Didn't think a thing about it the rest of the night or the next day at work. When I got home from a particularly long day at 9:00 (!), I remembered I had that bread to deal with. I took it out to de-chill, and to my surprise, it had risen quite well.

Now, while I live in San Diego, let me dispel a myth right now - it does rain and it does get cold - okay maybe only for the blink of an eye, but it does, and it was that night. I thought it was way too cold for this to ever de-chill, but I set it on the counter and busied myself with a project upstairs in my home office. At about 11:00, I remembered the bread. When I went downstairs to shape it, I thought, hmmm, this may not be so bad after all. As I began to shape it, I began to see the potential for this bread. What a fantastic dough! It had a wonderful springiness to it. I decided to be a heretic, though, and formed it into a hearth loaf, rather than baguettes. I simply wasn't in the mood for baguettes; with all this winter chill, I wanted a big, round, earthy hearth loaf. As I shaped it, though, I noticed it gave me difficulty in securing the bottom of the loaf. I rounded it the best I could, placed it on a parchment-lined sheet pan onto which I had sprinkled a good amount of finely ground cornmeal. I covered it with an impeccably clean kitchen towel, preheated the oven to 500 degrees, set the timer and went back to my project upstairs.

For anyone interested, my project was printing out and binding into book form poetry and commentaries on their writing experiences that my 7th grade students had written. They did such a fantastic job on this, that I decided to gift them with their own copy of the book.

When I checked on the bread later, it was as I had anticipated. It did not rise high and round, but rather like a large pancake with a small mound on top.

My Pathetic "Pancake"

Oh, just get it in the oven, already, I thought. I had set a pan on the bottom shelf, and I went through the motions of steaming the oven for hearth baking - pouring a cup of hot water into the pan just as the bread went in; dousing the oven walls with water every 30 seconds thereafter for 90 seconds, set the timer, and went back upstairs.

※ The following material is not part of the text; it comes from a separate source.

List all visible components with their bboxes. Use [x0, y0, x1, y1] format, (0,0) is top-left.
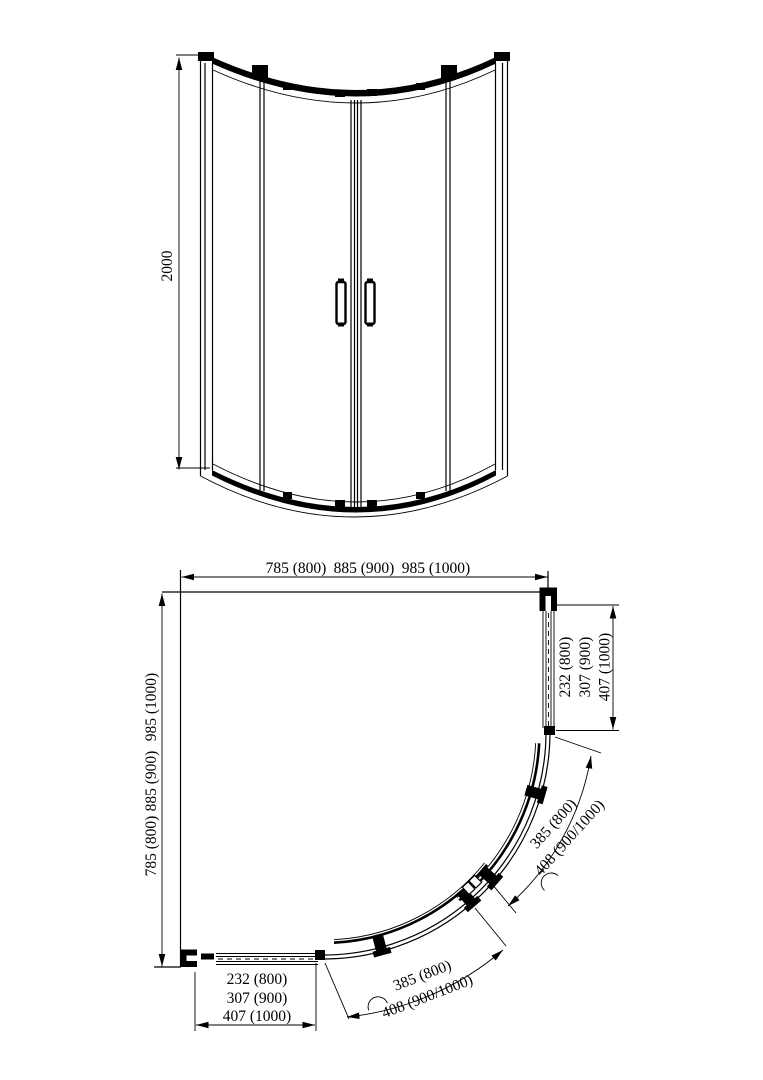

I know. How cheeky of me to leave the bread unattended! But when I came back about 20 minutes later, to my astonishment and delight, the bread had risen like the phoenix.

In the Oven

My "pancake" had risen to a tall and majestically round loaf, brown and gorgeous. I turned the oven down to 475 and let it go another 10 - 15 minutes. When I returned again, it looked done, but when I checked the internal temperature, it wasn't even at 100 degrees yet, and the thermometer came out with a big glob of wet dough on it. Uh, oh, I thought. I was afraid of this. Since the original recipe was for baguettes, and the dough was rather wet, I had anticipated that this might be problematic. I turned the oven way down to 300 degrees and checked every 10 minutes until the temp registered 207 degrees. I don't even know how much longer that took, but it was at least another 30 minutes.

The Finished Loaf - What a Beauty!

By now it was 2:00 a.m., and I had to go to work in just a few short hours, so I photographed the loaf, and let it sit on the rack overnight. For the first time since this challenge began, I did not slice into the loaf and taste it fresh and hot from the oven.

In the morning, however, I sliced off a piece and was stunned to see the most perfect crumb I have seen yet coming from a loaf of my bread in the 35+ years that I have been baking bread. Of course, I spread a little butter on it, and - well - it was amazing! It had a completely different taste and texture from other breads.

A Moist and Delicious Crumb - and Fantastic Toast!

Peter, my hat's off to you, and I will never doubt your methods again. You are the master. Of course, the real question is why would I doubt anyone who dreamed up the phrase, "Slow rise as metaphor?" It is magical; it is mystical; it is a metaphor. Oh, and it is mighty tasty too. The flavors must have married well and had some mystical fermentation magic going on in my fridge overnight, but we won't go there.